Um barco inclina-se para o silencio

onde uma mulher sentada

espera dentro do poema as minhas mãos

assim seja a casa de que fugia o coração

20 de maio de 2011

Junto à Praia



Junto à praia

a palavra tomava banho

o sal da sua boca dizia

a memória que a atravessava

essa luz marítima da infância

que pontificava o horizonte com ritmos de azuis e verdes

as nuvens de rosto quase humano

devoravam sílaba a sílaba o céu

lentamente imaginavam o infinito

uma alegria breve

adormecia o corpo

depois o coração

subia alguns degraus para ver o mar estoirar.


11 de maio de 2011

"Starry Night Over The Rhine" - Vincente V. G.
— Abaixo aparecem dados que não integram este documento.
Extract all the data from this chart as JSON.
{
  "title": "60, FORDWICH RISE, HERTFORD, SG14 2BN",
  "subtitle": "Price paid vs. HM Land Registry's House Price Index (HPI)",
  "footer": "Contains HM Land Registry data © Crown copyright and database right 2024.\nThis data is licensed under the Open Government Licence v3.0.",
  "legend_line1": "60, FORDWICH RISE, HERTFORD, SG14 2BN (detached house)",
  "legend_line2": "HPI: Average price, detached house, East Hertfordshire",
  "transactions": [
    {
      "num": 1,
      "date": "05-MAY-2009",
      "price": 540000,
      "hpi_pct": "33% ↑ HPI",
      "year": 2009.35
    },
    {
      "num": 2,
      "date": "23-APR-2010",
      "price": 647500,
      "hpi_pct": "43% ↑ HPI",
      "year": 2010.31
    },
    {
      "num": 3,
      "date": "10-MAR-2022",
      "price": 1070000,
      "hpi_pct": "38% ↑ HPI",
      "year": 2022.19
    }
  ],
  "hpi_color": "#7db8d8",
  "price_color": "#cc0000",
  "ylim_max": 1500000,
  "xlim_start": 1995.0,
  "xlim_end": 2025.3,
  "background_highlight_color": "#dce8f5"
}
A pele recolhe o amor na sua fonte

a verdade segura-o com a mão aberta onde

a água entardece prodigiosamente

arde a chuva como flor na noite humana

arde a terra que é a pele do mundo

arde a palavra no dizer desse fogo

talvez a palavra

seja o sonho que voa

quando se apagam os olhos da cidade

e se escrevem milagres na paisagem

límpida e absoluta da noite.

15 de abril de 2011

Quando a Noite

Antony Gormley

Quando a noite calmamente se enfurece

contra os lábios de madrugada

e cega a tudo dá com as suas luminosas mãos

o pão que espera o silêncio da boca

assim como a verdade o impede de ser outra vez seara

a voz trabalha a luz do silencio

nestas páginas que dizem

o salário mínimo dos amantes

migração dos corpos recebidos noutros corpos

como um grande país de liberdade

relâmpagos regulares acendem

a carne como uma guitarra pura

que de espuma

cintila por dentro

do coração

o mar

que através de mim

te canta.

18 de fevereiro de 2011

Aqueles Cujo Coração


foto: Josef Koudelka 


Aqueles cujo coração abre e fecha

Como as flores ao toque da chuva

Poderiam ser do céu um pormenor de nuvem

Ou a sua arritmia


O vento é a transparência completa do corpo


9 de fevereiro de 2011

Pedia-se ao Corpo


Pedia-se ao corpo um deserto

para instalar o coração

ultimo reduto onde se poderiam expor

à tempestade todos os órgãos

cujos pormenores

são rajadas de lâmpadas cadentes

estremecendo como estrelas nocturnas

a treva pura incorporada na pele

onde ardiam folhas

a chuva fazia o seu ninho

e adormecia

7 de fevereiro de 2011

Montanhas

"Last Days" - Gus Van Sant


 Os amigos como montanhas

cujos abraços pensamos serem a nora do nosso coração

quando á mesa cavamos o alimento para a memória

para que dela se escape um sorriso cheio de letras

desfraldadas como flores são no papel

a incandescência do poema

é sobre essas letras acesas

que se cruzam os dias apagados

e a noite com os seus dentes cravados na pele nua

seria preciso outra roupa para cobrir o corpo despido pela sua ausência.

1 de fevereiro de 2011

Lugar

"Stromboli" - Roberto Rossellini


Para corpo se contorcer em borbotões de espuma

Contra a água particularmente brilhante

Dividindo a pele suspensa no sopro da memória

e a altiva crispação das vagas

sacudindo os órgão até á extremidade da boca onde são palavras.